Она бросилась к зеркалу, чтобы привести в порядок свой туалет, и, повернугшись, повелительным тоном сказала дочери:
- Ты пойдешь со мной, королева велела тебе явиться. Ты знаешь, как должна держать себя.
Наступило время ужина; осмотрев платье дочери, графиня увела ее с собой.
Строгий этикет двора, за которым ревностно следила королева и который она устроила по примеру австрийского двора, не позволял никому, исключая министров, садиться к королевскому столу. И на них даже королева Жозефина смотрела не особенно охотно. Ключница, управляющие, высшие чиновники, находящиеся во дворце во время ужина, удалялись в маршалковскую залу, где для них был сервирован другой стол.

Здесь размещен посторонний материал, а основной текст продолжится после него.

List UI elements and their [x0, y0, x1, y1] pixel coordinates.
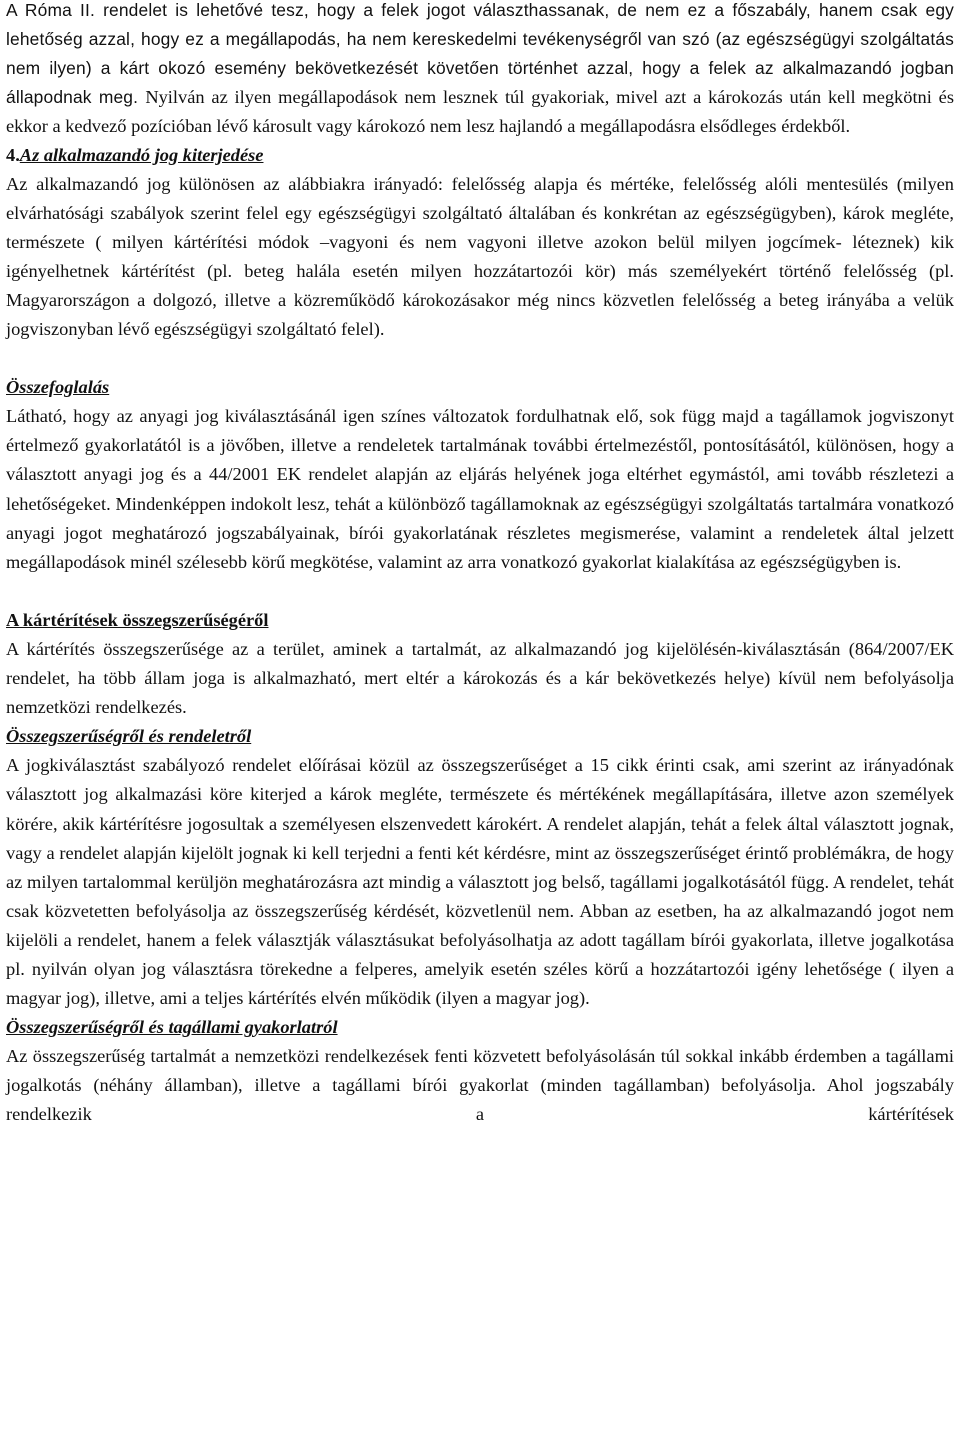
regulation-body: A jogkiválasztást szabályozó rendelet előírásai közül az összegszerűséget a 15 cikk érinti csak, ami szerint az irányadónak választott jog alkalmazási köre kiterjed a károk megléte, természete és mértékének megállapítására, illetve azon személyek körére, akik kártérítésre jogosultak a személyesen elszenvedett károkért. A rendelet alapján, tehát a felek által választott jognak, vagy a rendelet alapján kijelölt jognak ki kell terjedni a fenti két kérdésre, mint az összegszerűséget érintő problémákra, de hogy az milyen tartalommal kerüljön meghatározásra azt mindig a választott jog belső, tagállami jogalkotásától függ. A rendelet, tehát csak közvetetten befolyásolja az összegszerűség kérdését, közvetlenül nem. Abban az esetben, ha az alkalmazandó jogot nem kijelöli a rendelet, hanem a felek választják választásukat befolyásolhatja az adott tagállam bírói gyakorlata, illetve jogalkotása pl. nyilván olyan jog választásra törekedne a felperes, amelyik esetén széles körű a hozzátartozói igény lehetősége ( ilyen a magyar jog), illetve, ami a teljes kártérítés elvén működik (ilyen a magyar jog).: [6, 755, 954, 1009]
practice-title: Összegszerűségről és tagállami gyakorlatról: [6, 1017, 338, 1038]
regulation-heading: [6, 722, 954, 751]
regulation-title: Összegszerűségről és rendeletről: [6, 726, 252, 747]
damages-body: A kártérítés összegszerűsége az a terület, aminek a tartalmát, az alkalmazandó jog kijelölésén-kiválasztásán (864/2007/EK rendelet, ha több állam joga is alkalmazható, mert eltér a károkozás és a kár bekövetkezés helye) kívül nem befolyásolja nemzetközi rendelkezés.: [6, 638, 954, 718]
intro-continuation-text: Nyilván az ilyen megállapodások nem lesznek túl gyakoriak, mivel azt a károkozás után kell megkötni és ekkor a kedvező pozícióban lévő károsult vagy károkozó nem lesz hajlandó a megállapodásra elsődleges érdekből.: [6, 86, 955, 136]
practice-heading: [6, 1013, 954, 1042]
practice-body: Az összegszerűség tartalmát a nemzetközi rendelkezések fenti közvetett befolyásolásán túl sokkal inkább érdemben a tagállami jogalkotás (néhány államban), illetve a tagállami bírói gyakorlat (minden tagállamban) befolyásolja. Ahol jogszabály rendelkezik a kártérítések: [6, 1046, 954, 1125]
intro-text: A Róma II. rendelet is lehetővé tesz, hogy a felek jogot választhassanak, de nem ez a főszabály, hanem csak egy lehetőség azzal, hogy ez a megállapodás, ha nem kereskedelmi tevékenységről van szó (az egészségügyi szolgáltatás nem ilyen) a kárt okozó esemény bekövetkezését követően történhet azzal, hogy a felek az alkalmazandó jogban állapodnak meg.: [6, 0, 954, 107]
spacer: [6, 577, 954, 606]
summary-title: Összefoglalás: [6, 377, 110, 398]
damages-heading: [6, 606, 954, 635]
section-4-number: 4.: [6, 144, 20, 165]
section-4-body: Az alkalmazandó jog különösen az alábbiakra irányadó: felelősség alapja és mértéke, felelősség alóli mentesülés (milyen elvárhatósági szabályok szerint felel egy egészségügyi szolgáltató általában és konkrétan az egészségügyben), károk megléte, természete ( milyen kártérítési módok –vagyoni és nem vagyoni illetve azokon belül milyen jogcímek- léteznek) kik igényelhetnek kártérítést (pl. beteg halála esetén milyen hozzátartozói kör) más személyekért történő felelősség (pl. Magyarországon a dolgozó, illetve a közreműködő károkozásakor még nincs közvetlen felelősség a beteg irányába a velük jogviszonyban lévő egészségügyi szolgáltató felel).: [6, 173, 954, 340]
intro-paragraph: [6, 0, 954, 141]
spacer: [6, 344, 954, 373]
section-4-heading: [6, 141, 954, 170]
summary-heading: [6, 373, 954, 402]
damages-title: A kártérítések összegszerűségéről: [6, 609, 269, 630]
section-4-title: Az alkalmazandó jog kiterjedése: [19, 144, 264, 165]
summary-body: Látható, hogy az anyagi jog kiválasztásánál igen színes változatok fordulhatnak elő, sok függ majd a tagállamok jogviszonyt értelmező gyakorlatától is a jövőben, illetve a rendeletek tartalmának további értelmezéstől, pontosításától, különösen, hogy a választott anyagi jog és a 44/2001 EK rendelet alapján az eljárás helyének joga eltérhet egymástól, ami tovább részletezi a lehetőségeket. Mindenképpen indokolt lesz, tehát a különböző tagállamoknak az egészségügyi szolgáltatás tartalmára vonatkozó anyagi jogot meghatározó jogszabályainak, bírói gyakorlatának részletes megismerése, valamint a rendeletek által jelzett megállapodások minél szélesebb körű megkötése, valamint az arra vonatkozó gyakorlat kialakítása az egészségügyben is.: [6, 406, 954, 572]
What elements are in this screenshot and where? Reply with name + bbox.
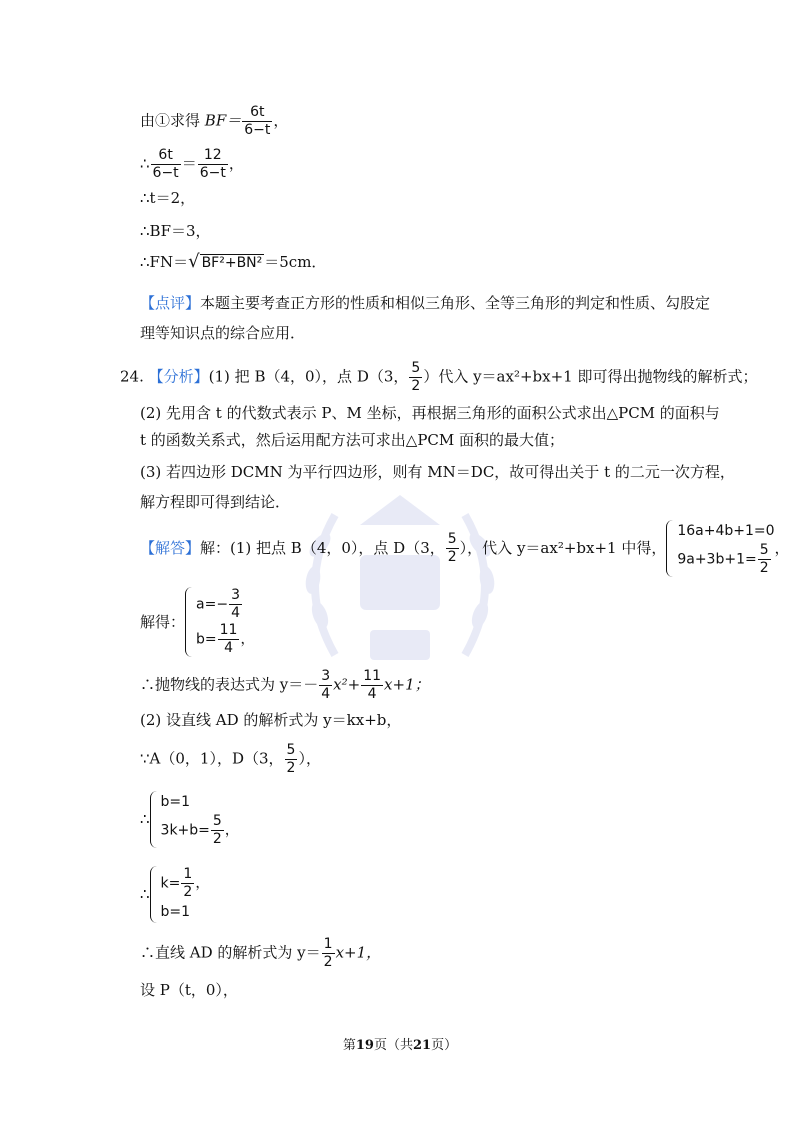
system-kb-line <box>140 778 239 860</box>
comma: ， <box>228 154 244 173</box>
fraction-11-4 <box>361 668 383 703</box>
comma: ， <box>273 111 289 130</box>
fraction-5-2 <box>285 742 298 777</box>
parabola-text: x+1； <box>384 675 430 694</box>
denominator: 2 <box>411 378 421 394</box>
numerator: 6t <box>151 147 181 165</box>
denominator: 2 <box>212 830 222 847</box>
line-fn-value <box>140 252 326 272</box>
analysis-line-2: (2) 先用含 t 的代数式表示 P、M 坐标，再根据三角形的面积公式求出△PCM 的面积与 <box>140 404 720 422</box>
comment-line-2: 理等知识点的综合应用． <box>140 324 306 342</box>
numerator: 5 <box>411 360 421 376</box>
analysis-text: ）代入 y＝ax²+bx+1 即可得出抛物线的解析式； <box>423 367 758 386</box>
system-row: b=1 <box>160 903 191 920</box>
set-p-line: 设 P（t，0）， <box>140 981 238 999</box>
fraction-1-2 <box>181 866 194 901</box>
system-row <box>161 813 239 848</box>
parabola-text: ∴抛物线的表达式为 y＝－ <box>140 675 319 694</box>
fn-suffix: ＝5cm． <box>264 253 327 271</box>
equation-system-3 <box>150 791 239 848</box>
fraction-6t <box>242 104 272 139</box>
numerator: 12 <box>198 147 228 165</box>
left-brace-icon <box>150 791 157 848</box>
system-row: b=1 <box>160 793 191 810</box>
radical-icon: √ <box>188 251 200 272</box>
line-ad-expression <box>140 936 381 971</box>
question-number: 24. <box>120 367 144 386</box>
row-text: 3k+b= <box>160 822 210 838</box>
fraction-1-2 <box>322 936 335 971</box>
denominator: 6−t <box>244 122 271 138</box>
denominator: 4 <box>321 686 331 702</box>
therefore-symbol: ∴ <box>140 810 150 828</box>
numerator: 3 <box>231 587 240 603</box>
denominator: 2 <box>759 559 769 576</box>
fraction-5-2 <box>758 542 771 577</box>
solve-line <box>140 582 254 662</box>
line-t-value: ∴t＝2， <box>140 189 196 207</box>
denominator: 6−t <box>199 165 226 181</box>
left-brace-icon <box>666 520 673 577</box>
fraction-5-2 <box>211 813 224 848</box>
comma: ， <box>224 822 239 838</box>
points-text: ∵A（0，1），D（3， <box>140 749 284 768</box>
analysis-line-3: t 的函数关系式，然后运用配方法可求出△PCM 面积的最大值； <box>140 431 565 449</box>
numerator: 1 <box>323 936 333 952</box>
row-text: k= <box>160 875 181 891</box>
comment-tag: 【点评】 <box>140 294 201 312</box>
equation-system-4 <box>150 866 210 923</box>
page-number: 19 <box>355 1038 374 1053</box>
denominator: 2 <box>286 760 296 776</box>
parabola-text: x²+ <box>333 675 361 694</box>
equation-system-2 <box>185 587 254 657</box>
line-bf-value: ∴BF＝3， <box>140 222 211 240</box>
analysis-line-4: (3) 若四边形 DCMN 为平行四边形，则有 MN＝DC，故可得出关于 t 的二元一次方程， <box>140 463 735 481</box>
system-row <box>677 542 774 577</box>
numerator: 5 <box>759 541 769 558</box>
numerator: 5 <box>212 812 222 829</box>
numerator: 6t <box>242 104 272 122</box>
line-bf-derivation <box>140 104 288 139</box>
line-prefix: 由①求得 <box>140 111 201 130</box>
fraction-3-4 <box>229 587 242 622</box>
system-rows <box>677 520 774 577</box>
denominator: 4 <box>367 686 377 702</box>
footer-text: 页（共 <box>373 1038 413 1053</box>
system-rows <box>196 587 254 657</box>
numerator: 11 <box>219 622 238 638</box>
numerator: 5 <box>286 742 296 758</box>
fraction-12 <box>198 147 228 182</box>
part2-line-2 <box>140 742 321 777</box>
answer-line-1 <box>140 518 790 578</box>
row-text: 9a+3b+1= <box>677 551 757 567</box>
numerator: 5 <box>447 530 457 547</box>
points-text: ）， <box>298 749 321 768</box>
system-row <box>161 866 210 901</box>
comma: ， <box>240 631 255 648</box>
system-rows <box>161 791 239 848</box>
fraction-6t <box>151 147 181 182</box>
line-ad-text: x+1， <box>335 943 382 962</box>
line-equation <box>140 147 244 182</box>
row-text: a=− <box>196 596 229 613</box>
comma: ， <box>774 539 790 557</box>
comma: ， <box>195 875 210 891</box>
denominator: 2 <box>447 548 457 565</box>
system-rows <box>161 866 210 923</box>
comment-text: 本题主要考查正方形的性质和相似三角形、全等三角形的判定和性质、勾股定 <box>200 294 711 312</box>
analysis-line-1 <box>120 360 757 395</box>
comment-line-1 <box>140 293 710 313</box>
denominator: 2 <box>323 954 333 970</box>
fraction-5-2 <box>446 531 459 566</box>
numerator: 3 <box>321 668 331 684</box>
numerator: 1 <box>183 865 193 882</box>
row-text: b= <box>196 631 217 648</box>
therefore-symbol: ∴ <box>140 885 150 903</box>
denominator: 4 <box>231 605 240 621</box>
footer-text: 页） <box>431 1038 458 1053</box>
bf-lhs: BF＝ <box>204 111 242 130</box>
analysis-text: (1) 把 B（4，0），点 D（3， <box>208 367 409 386</box>
denominator: 6−t <box>152 165 179 181</box>
parabola-line <box>140 668 430 703</box>
analysis-tag: 【分析】 <box>148 367 209 386</box>
fraction-11-4 <box>218 622 240 657</box>
system-k-solution <box>140 864 209 924</box>
page-footer <box>0 1034 800 1053</box>
left-brace-icon <box>150 866 157 923</box>
footer-text: 第 <box>342 1038 356 1053</box>
solve-prefix: 解得： <box>140 613 186 631</box>
fraction-3-4 <box>319 668 332 703</box>
part2-line-1: (2) 设直线 AD 的解析式为 y＝kx+b， <box>140 711 402 729</box>
numerator: 11 <box>363 668 382 684</box>
denominator: 2 <box>183 883 193 900</box>
answer-text: 解：(1) 把点 B（4，0），点 D（3， <box>200 539 445 557</box>
fn-prefix: ∴FN＝ <box>140 253 189 271</box>
denominator: 4 <box>224 640 234 656</box>
answer-text: ），代入 y＝ax²+bx+1 中得， <box>459 539 667 557</box>
system-row <box>196 622 254 657</box>
equals: ＝ <box>181 154 197 173</box>
analysis-line-5: 解方程即可得到结论． <box>140 493 291 511</box>
total-pages: 21 <box>413 1038 432 1053</box>
system-row: 16a+4b+1=0 <box>677 522 775 539</box>
line-ad-text: ∴直线 AD 的解析式为 y＝ <box>140 943 321 962</box>
system-row <box>196 587 254 622</box>
sqrt-body: BF²+BN² <box>201 255 263 271</box>
therefore-symbol: ∴ <box>140 154 150 173</box>
answer-tag: 【解答】 <box>140 539 201 557</box>
fraction-5-2 <box>409 360 422 395</box>
equation-system-1 <box>666 520 774 577</box>
left-brace-icon <box>185 587 192 657</box>
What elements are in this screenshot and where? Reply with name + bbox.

В этот день ужинали только король с женой. Падре Гуарини, который никогда не ужинал, сидел в стороне на табурете для составления общества. Обыкновенно, при менее грустных обстоятельствах, он развлекал Фридриха веселыми шутками, наравне с двумя его шутами Фрошем и Шторхом. Чаще всего они дрались и городили всякую чушь, а королевич смеялся, подзадоривал их и бывал тогда в великолепном расположении духа. Теперь, однако, свежий траур не позволял шутам исполнять их обязанностей, тем не менее, принимая во внимание, что необходимо развлечь Фридриха, Гуарини позволил, чтобы Фрош и Шторх поместились в углу залы, не позволяя себе обыкновенных выходок. Их поставили так, чтобы королевич сразу мог их заметить. Стол был сервирован великолепно и ярко освещен. Фридрих вошел, держа под руку жену, удивительно обыкновенное и некрасивое лицо которой много теряло при красном и величественном, но как бы застывшем лице мужа.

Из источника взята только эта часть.